Swan purchased a plot of land on the old Calle Estrada, now the southwest corner of Pacific and Scott Streets, near the Custom House. This was before the American occupation in July 1846. The building was developed in two stages: the smaller wooden portion was erected around 1845, using lumber salvaged from a shipwreck, serving initially as both a boarding house and a tavern catering to traveling sailors coming to shore from Monterey Bay. There were four sets of two-room units, each equipped with exterior doors on the east and west sides, as well as a fireplace in the rear room. These units were divided by partitions that could be raised or lowered. The larger rectangular adobe building was added in 1847 to function as an actual theater.

On July 7, 1846, during the Mexican–American War, Swan helped U.S. Commodore John Drake Sloat raise the American flag, over the Custom House at Monterey, declaring California part of the United States during the American Conquest of California.

In 1848, the structure underwent a transformation into a theater due to the presence of United States Army officers stationed in Monterey. Among them were officers from Colonel Jonathan D. Stevenson's 1st Regiment of New York Volunteers, who were based at the Presidio of Monterey, California. Seeking a venue for staging plays and comedies, they influenced Swan to convert the saloon into a theater. Rebranded as "The Union Theatre for the production of Melodramas," Swan fitted the establishment with a modest stage, benches for seating, whale-oil lamps, footlight candles, and makeshift blanket curtains for the shows, priced at $5 per ticket. The venture garnered $500 during its inaugural show, a substantial amount for that era.
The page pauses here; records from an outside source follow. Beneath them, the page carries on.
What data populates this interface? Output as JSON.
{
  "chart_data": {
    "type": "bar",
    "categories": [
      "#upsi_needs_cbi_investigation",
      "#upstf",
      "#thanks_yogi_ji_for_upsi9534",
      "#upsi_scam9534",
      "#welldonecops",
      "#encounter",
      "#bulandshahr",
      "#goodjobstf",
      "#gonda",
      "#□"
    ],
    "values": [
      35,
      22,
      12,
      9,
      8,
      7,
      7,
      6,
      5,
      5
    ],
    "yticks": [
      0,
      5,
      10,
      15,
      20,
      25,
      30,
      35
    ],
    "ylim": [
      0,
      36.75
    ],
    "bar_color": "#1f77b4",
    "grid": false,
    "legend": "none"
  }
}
===California Gold Rush===

Panning for gold during the California Gold Rush.

Following the 1849 California Gold Rush, a significant portion of the population, Swan included, journeyed to northern California with hopes of striking it rich. From 1850 to 1896, Swan leased out his theater and went to the Sierra Nevada, prospecting along the American River. Records also indicate his involvement in overseeing a mine in Jolon, California during the early 1870s, and he held a belief that he had discovered oil in Arroyo Seco in the year 1878.
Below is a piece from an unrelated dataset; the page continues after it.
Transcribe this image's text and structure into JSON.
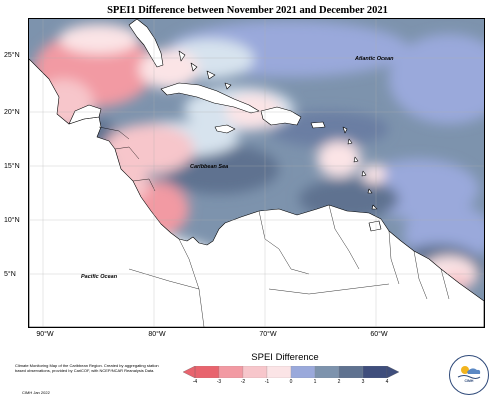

In 1885, following a life marked by the highs and lows of the gold rush era, Swan concluded his journey and retired to his old adobe home without any financial resources.

==Death==

Swan died of a heart attack on January 6, 1896, at the County Hospital near Salinas, at the age of 77. He died without any descendants. Other town pioneers organized the funeral arrangements, overseen by Rev. R. Rogers, the clergyman of the First Presbyterian Church, who conducted the services. His body was conveyed to Monterey for interment at the Monterey City Cemetery.